In a cluttered, open office in Mountain View, California, a tall, thin, wheeled robot serves as a tour guide and informal office assistant, thanks to a major upgrade to its language model, Google DeepMind revealed today. The robot uses the latest version of Google’s Gemini extended language model to parse commands and find its way.

When a human tells it, “Find me somewhere to write,” for example, the robot dutifully walks away, leading the person to a pristine whiteboard somewhere in the building.

Gemini’s ability to handle video and text, as well as its ability to assimilate large amounts of information in the form of previously recorded video tours of the office, allows the “Google Assistant” robot to understand its environment and navigate properly when given commands that require common-sense reasoning. The robot combines Gemini with an algorithm that generates specific actions for the robot to perform, such as turning around, in response to commands and what it sees in front of it.

At Gemini’s launch in December, Google DeepMind CEO Demis Hassabis told WIRED that its multimodal capabilities would likely pave the way for new robotics capabilities. He added that the company’s researchers were hard at work testing the model’s robotics potential.

In a new paper describing the project, the researchers behind the work say their robot proved 90 percent accurate in navigating, even when given tricky commands like, “Where did I leave my roller coaster?” DeepMind’s system “significantly improved the naturalness of human-robot interaction and greatly increased the robot’s ease of use,” the team writes.

Google DeepMind’s chatbot-based robot is part of a larger revolution

Courtesy of Google DeepMind

A photo of a Google DeepMind employee interacting with an AI robot.

Photography: Muinat Abdul; Google DeepMind

The demonstration perfectly illustrates the potential of large language models to enter the physical world and do useful work there. Gemini and other chatbots operate primarily within the confines of a web browser or app, though they are increasingly capable of handling visual and auditory input, as Google and OpenAI have recently demonstrated. In May, Hassabis showed off an enhanced version of Gemini that can understand the layout of an office as seen through a smartphone camera.

Academic and industrial research labs are racing to see how language models could be used to enhance the capabilities of robots. The May program for the International Conference on Robotics and Automation, a popular event for robotics researchers, lists nearly two dozen papers that involve the use of visual language models.

Investors are pouring money into startups that want to apply advances in artificial intelligence to robotics. Several researchers involved in Google’s project have since left the company to found a startup called Physical Intelligence, which has received $70 million in initial funding. It is working to combine large language models with real-world training to give robots general problem-solving abilities. Skild AI, founded by roboticists at Carnegie Mellon University, has a similar goal. This month, it announced $300 million in funding.
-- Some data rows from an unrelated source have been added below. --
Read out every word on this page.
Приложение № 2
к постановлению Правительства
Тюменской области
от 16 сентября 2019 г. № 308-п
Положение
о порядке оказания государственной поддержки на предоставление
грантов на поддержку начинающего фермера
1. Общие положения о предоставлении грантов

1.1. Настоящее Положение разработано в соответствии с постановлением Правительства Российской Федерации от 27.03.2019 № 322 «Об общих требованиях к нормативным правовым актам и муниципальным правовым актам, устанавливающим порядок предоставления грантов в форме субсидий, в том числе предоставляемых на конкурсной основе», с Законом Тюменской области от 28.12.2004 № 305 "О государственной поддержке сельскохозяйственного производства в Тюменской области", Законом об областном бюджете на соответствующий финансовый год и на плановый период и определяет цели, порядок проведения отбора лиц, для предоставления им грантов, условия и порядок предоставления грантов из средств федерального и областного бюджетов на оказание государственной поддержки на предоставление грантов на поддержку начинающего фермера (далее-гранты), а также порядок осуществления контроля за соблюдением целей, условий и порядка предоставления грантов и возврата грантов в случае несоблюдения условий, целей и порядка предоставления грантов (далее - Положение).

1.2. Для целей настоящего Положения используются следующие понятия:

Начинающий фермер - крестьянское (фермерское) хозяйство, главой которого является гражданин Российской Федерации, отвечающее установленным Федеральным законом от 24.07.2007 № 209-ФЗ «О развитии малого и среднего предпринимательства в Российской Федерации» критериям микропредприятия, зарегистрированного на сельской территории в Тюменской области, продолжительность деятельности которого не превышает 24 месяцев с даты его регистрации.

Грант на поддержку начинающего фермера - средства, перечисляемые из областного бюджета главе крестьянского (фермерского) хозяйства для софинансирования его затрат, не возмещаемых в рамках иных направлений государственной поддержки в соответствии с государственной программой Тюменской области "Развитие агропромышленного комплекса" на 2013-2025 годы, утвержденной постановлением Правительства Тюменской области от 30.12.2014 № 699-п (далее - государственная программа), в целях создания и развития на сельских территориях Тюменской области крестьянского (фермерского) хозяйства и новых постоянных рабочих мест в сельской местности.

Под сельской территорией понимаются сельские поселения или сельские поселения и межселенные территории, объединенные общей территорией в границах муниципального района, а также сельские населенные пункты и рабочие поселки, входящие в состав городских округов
Until a few years ago, a robot needed a map of its environment and carefully chosen commands to move successfully. Large language models contain useful information about the physical world, and newer versions, trained on images and videos as well as text, called visual language models, can answer questions that require perception. Gemini allows Google’s robot to parse visual instructions as well as spoken ones, following a sketch on a whiteboard that shows a route to a new destination.

In their paper, the researchers say they plan to test the system on different types of robots. They add that Gemini should be able to make sense of more complex questions, such as “Do they have my favorite drink today?” asked by a user with a lot of empty Coke cans on his desk.